Fig. 14. The vibrogram tracings are ready for analysis by FFT.

It is helpful to go beyond visual inspection of the DKG plot in order to better understand vibratory characteristic differences between normal and pathological cases. We illustrate this by comparison of spectrogram analysis of normal versus pathological states of mass, stiffness and tension as characterized by polyp, scar, and paralysis.

Figure 16 is a power spectral plot of the DKG waveform of 3 normal subjects. They all show symmetry of vocal fold spectral peaks with equal energy peaks from both folds. Both folds have energy in the fundamental frequency of vocal fold vibration with decreasing energy noted in the first three harmonics. There is little energy in the interharmonic area.

Figure 17 shows three spectral plots from a subject with right vocal fold polyp, left vocal fold paralysis, and right vocal fold scar. In all three, there are differences from the normal. In all three, there are asymmetric spectral peaks between the right versus the left folds. The spectral peaks show the energy peak to be limited to only the fundamental frequency with little higher harmonic energy. There is now energy in the low frequency area and large amount of interharmonic energy in all three plots when compared to normal. The case of unilateral scar shows the side with normal vibration having a good power spectral peak, while the opposite vocal fold has almost no energy in the fundamental. The side with the polyp shows reduced amplitude with lower peak energy in the fundamental frequency. In the subject with paralysis, the side with the paralysis not only has lowered energy in the fundamental, there is an extra spectral peak contributed by the paralyzed vocal fold that is vibrating at a different frequency. This is believed to be the source of the patients’ perceived diplophonia. In the paralysis patient, a clear subharmonic peak is now detectable, indicating in- and out-of-phase vibration creating subharmonic of vocal fold oscillation. When each vocal fold has different fundamental frequency of vocal fold vibration, diplophonia may result with phase interactions that result in subharmonics below the fundamental frequency of each vocal fold. With sustained phonation, the vocal folds come in and out of phase, resulting in subharmonic energy. Using such analysis, diplophonia may be revealed as discreet vocal fold oscillations or subharmonics of the fundamental frequency.

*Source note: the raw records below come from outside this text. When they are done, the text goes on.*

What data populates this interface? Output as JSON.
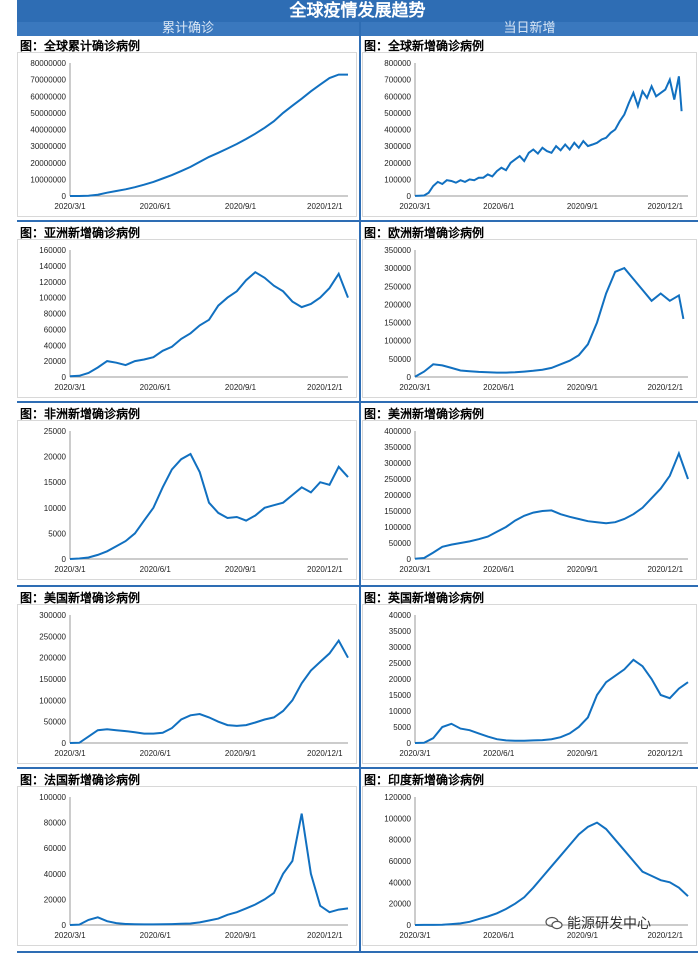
{
  "header": {
    "title": "全球疫情发展趋势",
    "left_section": "累计确诊",
    "right_section": "当日新增"
  },
  "watermark": {
    "text": "能源研发中心",
    "icon": "wechat-icon"
  },
  "colors": {
    "line": "#1170c0",
    "banner": "#2e6db4"
  },
  "chart_data": [
    {
      "id": "global-cum",
      "type": "line",
      "title": "图：全球累计确诊病例",
      "ylim": [
        0,
        80000000
      ],
      "yticks": [
        0,
        10000000,
        20000000,
        30000000,
        40000000,
        50000000,
        60000000,
        70000000,
        80000000
      ],
      "x": [
        0,
        10,
        20,
        30,
        40,
        50,
        60,
        70,
        80,
        90,
        100,
        110,
        120,
        130,
        140,
        150,
        160,
        170,
        180,
        190,
        200,
        210,
        220,
        230,
        240,
        250,
        260,
        270,
        280,
        290,
        300
      ],
      "values": [
        0,
        30000,
        100000,
        800000,
        2000000,
        3000000,
        4000000,
        5300000,
        6800000,
        8500000,
        10500000,
        12600000,
        15000000,
        17500000,
        20500000,
        23500000,
        26000000,
        28600000,
        31300000,
        34300000,
        37500000,
        41000000,
        45000000,
        50000000,
        54300000,
        58500000,
        63000000,
        67000000,
        71000000,
        73000000,
        73000000
      ],
      "xticks": [
        "2020/3/1",
        "2020/6/1",
        "2020/9/1",
        "2020/12/1"
      ]
    },
    {
      "id": "global-new",
      "type": "line",
      "title": "图：全球新增确诊病例",
      "ylim": [
        0,
        800000
      ],
      "yticks": [
        0,
        100000,
        200000,
        300000,
        400000,
        500000,
        600000,
        700000,
        800000
      ],
      "x": [
        0,
        5,
        10,
        15,
        20,
        25,
        30,
        35,
        40,
        45,
        50,
        55,
        60,
        65,
        70,
        75,
        80,
        85,
        90,
        95,
        100,
        105,
        110,
        115,
        120,
        125,
        130,
        135,
        140,
        145,
        150,
        155,
        160,
        165,
        170,
        175,
        180,
        185,
        190,
        195,
        200,
        205,
        210,
        215,
        220,
        225,
        230,
        235,
        240,
        245,
        250,
        255,
        260,
        265,
        270,
        275,
        280,
        285,
        290,
        293
      ],
      "values": [
        500,
        2000,
        3000,
        20000,
        60000,
        85000,
        72000,
        95000,
        90000,
        80000,
        95000,
        85000,
        100000,
        95000,
        110000,
        110000,
        130000,
        118000,
        150000,
        170000,
        155000,
        200000,
        220000,
        240000,
        210000,
        260000,
        280000,
        255000,
        290000,
        270000,
        260000,
        300000,
        275000,
        310000,
        280000,
        320000,
        290000,
        330000,
        300000,
        310000,
        320000,
        340000,
        350000,
        380000,
        400000,
        450000,
        490000,
        560000,
        620000,
        540000,
        630000,
        590000,
        660000,
        600000,
        620000,
        640000,
        700000,
        580000,
        720000,
        510000
      ],
      "xticks": [
        "2020/3/1",
        "2020/6/1",
        "2020/9/1",
        "2020/12/1"
      ]
    },
    {
      "id": "asia-new",
      "type": "line",
      "title": "图：亚洲新增确诊病例",
      "ylim": [
        0,
        160000
      ],
      "yticks": [
        0,
        20000,
        40000,
        60000,
        80000,
        100000,
        120000,
        140000,
        160000
      ],
      "x": [
        0,
        10,
        20,
        30,
        40,
        50,
        60,
        70,
        80,
        90,
        100,
        110,
        120,
        130,
        140,
        150,
        160,
        170,
        180,
        190,
        200,
        210,
        220,
        230,
        240,
        250,
        260,
        270,
        280,
        290,
        300
      ],
      "values": [
        1000,
        1500,
        5000,
        12000,
        20000,
        18000,
        15000,
        20000,
        22000,
        25000,
        33000,
        38000,
        48000,
        55000,
        65000,
        72000,
        90000,
        100000,
        108000,
        122000,
        132000,
        125000,
        115000,
        108000,
        95000,
        88000,
        92000,
        100000,
        112000,
        130000,
        100000
      ],
      "xticks": [
        "2020/3/1",
        "2020/6/1",
        "2020/9/1",
        "2020/12/1"
      ]
    },
    {
      "id": "europe-new",
      "type": "line",
      "title": "图：欧洲新增确诊病例",
      "ylim": [
        0,
        350000
      ],
      "yticks": [
        0,
        50000,
        100000,
        150000,
        200000,
        250000,
        300000,
        350000
      ],
      "x": [
        0,
        10,
        20,
        30,
        40,
        50,
        60,
        70,
        80,
        90,
        100,
        110,
        120,
        130,
        140,
        150,
        160,
        170,
        180,
        190,
        200,
        210,
        220,
        230,
        240,
        250,
        260,
        270,
        280,
        290,
        295
      ],
      "values": [
        500,
        15000,
        35000,
        32000,
        25000,
        18000,
        16000,
        14000,
        13000,
        12000,
        12000,
        13000,
        15000,
        17000,
        20000,
        25000,
        35000,
        45000,
        60000,
        90000,
        150000,
        230000,
        290000,
        300000,
        270000,
        240000,
        210000,
        230000,
        210000,
        225000,
        160000
      ],
      "xticks": [
        "2020/3/1",
        "2020/6/1",
        "2020/9/1",
        "2020/12/1"
      ]
    },
    {
      "id": "africa-new",
      "type": "line",
      "title": "图：非洲新增确诊病例",
      "ylim": [
        0,
        25000
      ],
      "yticks": [
        0,
        5000,
        10000,
        15000,
        20000,
        25000
      ],
      "x": [
        0,
        10,
        20,
        30,
        40,
        50,
        60,
        70,
        80,
        90,
        100,
        110,
        120,
        130,
        140,
        150,
        160,
        170,
        180,
        190,
        200,
        210,
        220,
        230,
        240,
        250,
        260,
        270,
        280,
        290,
        300
      ],
      "values": [
        0,
        100,
        300,
        800,
        1500,
        2500,
        3500,
        5000,
        7500,
        10000,
        14000,
        17500,
        19500,
        20500,
        17000,
        11000,
        9000,
        8000,
        8200,
        7500,
        8500,
        10000,
        10500,
        11000,
        12500,
        14000,
        13000,
        15000,
        14500,
        18000,
        16000
      ],
      "xticks": [
        "2020/3/1",
        "2020/6/1",
        "2020/9/1",
        "2020/12/1"
      ]
    },
    {
      "id": "america-new",
      "type": "line",
      "title": "图：美洲新增确诊病例",
      "ylim": [
        0,
        400000
      ],
      "yticks": [
        0,
        50000,
        100000,
        150000,
        200000,
        250000,
        300000,
        350000,
        400000
      ],
      "x": [
        0,
        10,
        20,
        30,
        40,
        50,
        60,
        70,
        80,
        90,
        100,
        110,
        120,
        130,
        140,
        150,
        160,
        170,
        180,
        190,
        200,
        210,
        220,
        230,
        240,
        250,
        260,
        270,
        280,
        290,
        300
      ],
      "values": [
        500,
        3000,
        20000,
        38000,
        45000,
        50000,
        55000,
        62000,
        70000,
        85000,
        100000,
        120000,
        135000,
        145000,
        150000,
        152000,
        140000,
        132000,
        125000,
        118000,
        115000,
        112000,
        115000,
        125000,
        140000,
        160000,
        190000,
        220000,
        260000,
        330000,
        250000
      ],
      "xticks": [
        "2020/3/1",
        "2020/6/1",
        "2020/9/1",
        "2020/12/1"
      ]
    },
    {
      "id": "us-new",
      "type": "line",
      "title": "图：美国新增确诊病例",
      "ylim": [
        0,
        300000
      ],
      "yticks": [
        0,
        50000,
        100000,
        150000,
        200000,
        250000,
        300000
      ],
      "x": [
        0,
        10,
        20,
        30,
        40,
        50,
        60,
        70,
        80,
        90,
        100,
        110,
        120,
        130,
        140,
        150,
        160,
        170,
        180,
        190,
        200,
        210,
        220,
        230,
        240,
        250,
        260,
        270,
        280,
        290,
        300
      ],
      "values": [
        0,
        500,
        15000,
        30000,
        32000,
        30000,
        28000,
        25000,
        22000,
        22000,
        24000,
        35000,
        55000,
        65000,
        68000,
        60000,
        50000,
        42000,
        40000,
        42000,
        48000,
        55000,
        60000,
        75000,
        100000,
        140000,
        170000,
        190000,
        210000,
        240000,
        200000
      ],
      "xticks": [
        "2020/3/1",
        "2020/6/1",
        "2020/9/1",
        "2020/12/1"
      ]
    },
    {
      "id": "uk-new",
      "type": "line",
      "title": "图：英国新增确诊病例",
      "ylim": [
        0,
        40000
      ],
      "yticks": [
        0,
        5000,
        10000,
        15000,
        20000,
        25000,
        30000,
        35000,
        40000
      ],
      "x": [
        0,
        10,
        20,
        30,
        40,
        50,
        60,
        70,
        80,
        90,
        100,
        110,
        120,
        130,
        140,
        150,
        160,
        170,
        180,
        190,
        200,
        210,
        220,
        230,
        240,
        250,
        260,
        270,
        280,
        290,
        300
      ],
      "values": [
        0,
        50,
        1500,
        5000,
        6000,
        4500,
        4000,
        3000,
        2000,
        1200,
        800,
        700,
        700,
        800,
        900,
        1200,
        1800,
        3000,
        5000,
        8000,
        15000,
        19000,
        21000,
        23000,
        26000,
        24000,
        20000,
        15000,
        14000,
        17000,
        19000
      ],
      "xticks": [
        "2020/3/1",
        "2020/6/1",
        "2020/9/1",
        "2020/12/1"
      ]
    },
    {
      "id": "france-new",
      "type": "line",
      "title": "图：法国新增确诊病例",
      "ylim": [
        0,
        100000
      ],
      "yticks": [
        0,
        20000,
        40000,
        60000,
        80000,
        100000
      ],
      "x": [
        0,
        10,
        20,
        30,
        40,
        50,
        60,
        70,
        80,
        90,
        100,
        110,
        120,
        130,
        140,
        150,
        160,
        170,
        180,
        190,
        200,
        210,
        220,
        230,
        240,
        250,
        260,
        270,
        280,
        290,
        300
      ],
      "values": [
        0,
        300,
        4000,
        6000,
        3000,
        1500,
        800,
        600,
        500,
        500,
        600,
        700,
        900,
        1200,
        2000,
        3500,
        5000,
        8000,
        10000,
        13000,
        16000,
        20000,
        25000,
        40000,
        50000,
        87000,
        40000,
        15000,
        10000,
        12000,
        13000
      ],
      "xticks": [
        "2020/3/1",
        "2020/6/1",
        "2020/9/1",
        "2020/12/1"
      ]
    },
    {
      "id": "india-new",
      "type": "line",
      "title": "图：印度新增确诊病例",
      "ylim": [
        0,
        120000
      ],
      "yticks": [
        0,
        20000,
        40000,
        60000,
        80000,
        100000,
        120000
      ],
      "x": [
        0,
        10,
        20,
        30,
        40,
        50,
        60,
        70,
        80,
        90,
        100,
        110,
        120,
        130,
        140,
        150,
        160,
        170,
        180,
        190,
        200,
        210,
        220,
        230,
        240,
        250,
        260,
        270,
        280,
        290,
        300
      ],
      "values": [
        0,
        50,
        100,
        300,
        800,
        1500,
        3000,
        5500,
        8000,
        11000,
        15000,
        20000,
        26000,
        35000,
        45000,
        55000,
        65000,
        75000,
        85000,
        92000,
        96000,
        90000,
        80000,
        70000,
        60000,
        50000,
        46000,
        42000,
        40000,
        35000,
        27000
      ],
      "xticks": [
        "2020/3/1",
        "2020/6/1",
        "2020/9/1",
        "2020/12/1"
      ]
    }
  ]
}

Fig. 15. The FFT plot shows symmetric spaying of the fundamental frequency with a wide splayed apart energy centered at her fundamental frequency (F0).

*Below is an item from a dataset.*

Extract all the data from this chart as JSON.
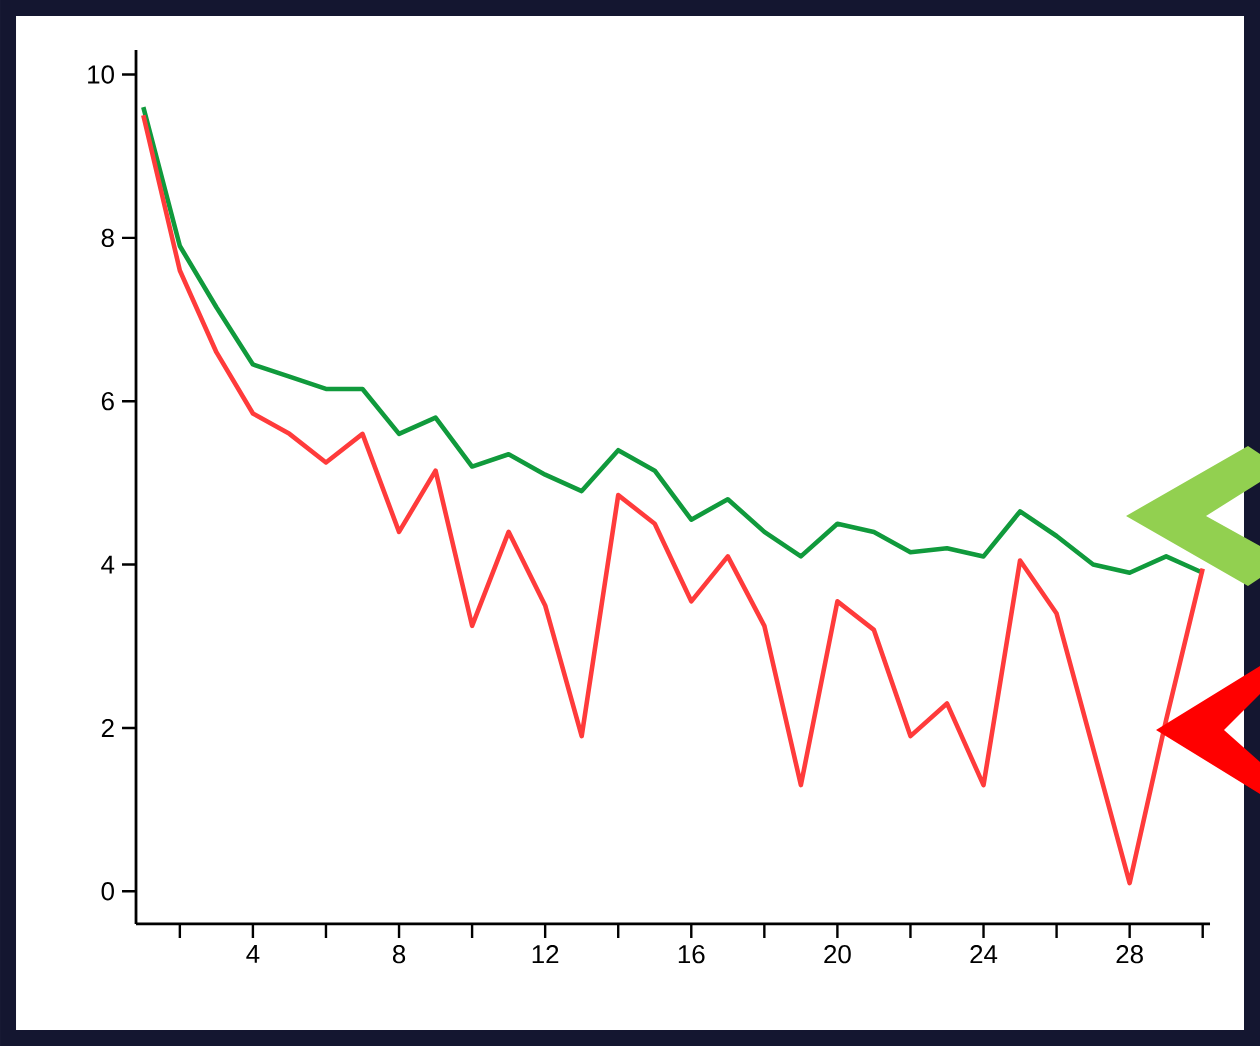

Using the above set of tools, applications of HSV to a variety of neurolaryngology disorders can be anticipated. Some of these include study of diplophonia in patients with presbyphonia, study of vocal tremor types, study of paresis and paralysis, and study of voice-onset voice disorders such as spasmodic dysphonia.


Fig. 16. Power spectral plot of the digital kymography waveform of 3 normal subjects.


Fig. 17. Three power spectral plots from a subject with right vocal fold polyp, left vocal fold paralysis, and right vocal fold scar.